Nihayetinde Foss, platforma harcanan emeğin artırdıkça şirketin daha fazla izleyici kazandığını söylüyor:

“YouTube tarafındaki analizler, diğer sosyal sitelerle ilgili olduklarından oldukça ayrıntılı. Kitle düzeyinde, konu düzeyinde, yaş, cinsiyet, ülke ve hatta şehirden içeriğinizi tüketen insanlar hakkında gerçekten de zengin bilgiler elde edebilirsiniz. Gerçek zamanlı olarak -ve ardından günler, haftalar, aylar, yıllar boyunca- kitlenizde neyin yankı uyandırdığını gerçekten görebilir ve buna göre içeriklerinizi hassaslaştırabilirsiniz. YouTube, kendi analitiğinizi incelemek için ne kadar zaman ayırırsanız ve platformda sadece zaman geçirmek için bulunan insanlara ne kadar çok yatırım yaparsanız o kadar ödüllendirileceğiniz ve inşa ettiğiniz kadar büyüyüp gelişebileceğiniz bir platform.”


Slate, 2022’de Political Gabfest, Slow Burn ve Amicus dahil olmak üzere bir podcast paketinde 190 milyon indirme topladı. Dijital haber kuruluşu, gelirinin yaklaşık yarısı için podcastlere güveniyor ve bonus podcastler içeren abonelikler satıyor.

Geçtiğimiz aylarda Slate, kapsamlı arşivleri de dahil olmak üzere programlarını YouTube’a taşımak için YouTube ile bir ortaklık kuracağını duyurdu. (Bir sözcü, Headliner adlı bir programın, şirketin sürecin çoğunu otomatikleştirmesine izin vereceğini belirtti.)

YouTube’un ayda 2.6 milyardan fazla aktif kullanıcısı bulunmakta. Video platformu, dünya çapındaki internet kullanıcılarının yarısından fazlasının ayda en az bir kez YouTube’u ziyaret etmesiyle, dikkate değer ölçüde küresel bir izleyici kitlesine sahip. Bu rakamlar da en nihayetinde Slate’i ikna etti.

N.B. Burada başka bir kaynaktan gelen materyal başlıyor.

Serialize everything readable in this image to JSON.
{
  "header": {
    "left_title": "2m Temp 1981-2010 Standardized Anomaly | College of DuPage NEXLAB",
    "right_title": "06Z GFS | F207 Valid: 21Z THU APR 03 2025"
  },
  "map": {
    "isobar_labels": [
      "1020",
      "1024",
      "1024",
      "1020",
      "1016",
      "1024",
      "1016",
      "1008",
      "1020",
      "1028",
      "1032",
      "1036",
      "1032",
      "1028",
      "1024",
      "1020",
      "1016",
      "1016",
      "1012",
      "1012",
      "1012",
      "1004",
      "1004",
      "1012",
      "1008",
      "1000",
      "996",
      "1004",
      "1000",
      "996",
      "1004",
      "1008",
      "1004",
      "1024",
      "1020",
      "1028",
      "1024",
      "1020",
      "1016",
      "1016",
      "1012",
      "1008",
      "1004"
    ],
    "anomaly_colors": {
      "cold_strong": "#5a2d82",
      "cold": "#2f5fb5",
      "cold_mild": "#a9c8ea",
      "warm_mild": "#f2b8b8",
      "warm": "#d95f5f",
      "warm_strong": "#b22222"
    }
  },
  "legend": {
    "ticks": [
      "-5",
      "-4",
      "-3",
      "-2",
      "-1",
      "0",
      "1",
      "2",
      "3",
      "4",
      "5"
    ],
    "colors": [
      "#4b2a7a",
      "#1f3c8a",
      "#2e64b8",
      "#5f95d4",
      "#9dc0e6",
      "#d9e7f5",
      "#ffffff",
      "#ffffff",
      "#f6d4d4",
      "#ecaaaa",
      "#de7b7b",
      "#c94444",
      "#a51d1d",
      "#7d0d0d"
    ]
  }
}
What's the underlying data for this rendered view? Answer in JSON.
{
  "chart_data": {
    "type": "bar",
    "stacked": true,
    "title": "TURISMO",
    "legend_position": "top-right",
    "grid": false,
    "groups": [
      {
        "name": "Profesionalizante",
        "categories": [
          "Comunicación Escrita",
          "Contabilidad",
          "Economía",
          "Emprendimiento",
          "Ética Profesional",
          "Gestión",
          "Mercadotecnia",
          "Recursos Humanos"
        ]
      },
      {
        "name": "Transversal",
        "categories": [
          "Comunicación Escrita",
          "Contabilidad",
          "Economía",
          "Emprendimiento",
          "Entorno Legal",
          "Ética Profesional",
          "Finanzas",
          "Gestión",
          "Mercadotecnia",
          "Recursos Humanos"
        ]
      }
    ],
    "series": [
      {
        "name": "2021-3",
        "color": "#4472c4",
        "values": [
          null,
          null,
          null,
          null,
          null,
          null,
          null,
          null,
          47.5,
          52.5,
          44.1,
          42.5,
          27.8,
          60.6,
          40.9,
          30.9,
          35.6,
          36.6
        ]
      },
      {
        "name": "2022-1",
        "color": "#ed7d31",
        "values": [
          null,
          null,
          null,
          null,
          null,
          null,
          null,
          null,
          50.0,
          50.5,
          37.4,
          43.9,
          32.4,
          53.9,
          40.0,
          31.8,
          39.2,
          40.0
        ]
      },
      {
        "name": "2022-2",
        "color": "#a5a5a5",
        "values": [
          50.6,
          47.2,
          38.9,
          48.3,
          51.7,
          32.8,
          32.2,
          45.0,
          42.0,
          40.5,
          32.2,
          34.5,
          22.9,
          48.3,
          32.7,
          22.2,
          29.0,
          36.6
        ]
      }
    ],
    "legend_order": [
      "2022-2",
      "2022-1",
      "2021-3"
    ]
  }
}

Slate’in baş gelirler sorumlusu Charlie Kammerer, “Keşfedilebilirlik, podcast endüstrisindeki en büyük zorluklardan birisi hâline geldi ve bunu, dünyanın en çok kullanılan podcast platformu hâline gelen YouTube’da ölçek oluşturmak ve yeni, ulaşılmamış bir kitleye ulaşmak için gerçek bir fırsat olarak görüyoruz. Çeşitli podcast koleksiyonumuzu YouTube’un küresel kitlesinin kullanımına sunmaktan ve platformda yeni türler ve içerik fikirleri denemekten heyecan duyuyoruz,” diyor.

Bu denemelerden bazıları, hangi Slate programlarının görsel bir ortama uygun olduğunu test etmeyi ve yeni nesil bir “video podcast”in nasıl görüneceğini tasarlamaya çalışmayı içerecektir. Slate ayrıca, sitelerindeki videoları kullanmayı ve kanalı tanıtmak için ‘’kamera arkası’’ içeriği oluşturmak üzere Shorts ile denemeler yapmayı planlıyor.


NPR şu anda YouTube’a haftada 25 aktif podcastten yaklaşık 65 bölüm yüklüyor. Ses ağırlıklı podcastlerini yaklaşık 34.500 aboneye sahip özel bir YouTube kanalına yüklüyor. Bunun yanı sıra Planet Money, Fresh Air, NPR Daily News, NPR Entertainment ve Alt.Latino için ek kanallar da barındırıyor.

NPR daha fazla görsel öğe içeren podcastlerin sınırlı veya çok sabit ses grafiklerine sahip olanlardan daha iyi performans gösterdiğini (sürpriz sürpriz) fark ediyor. (Moda dünyasının Dapper Dan’i ile yapılan bir röportajda kullanılan görselleri diğer yerlerde kullanılan ses dalgaları ve metin altyazıları ile karşılaştırın.)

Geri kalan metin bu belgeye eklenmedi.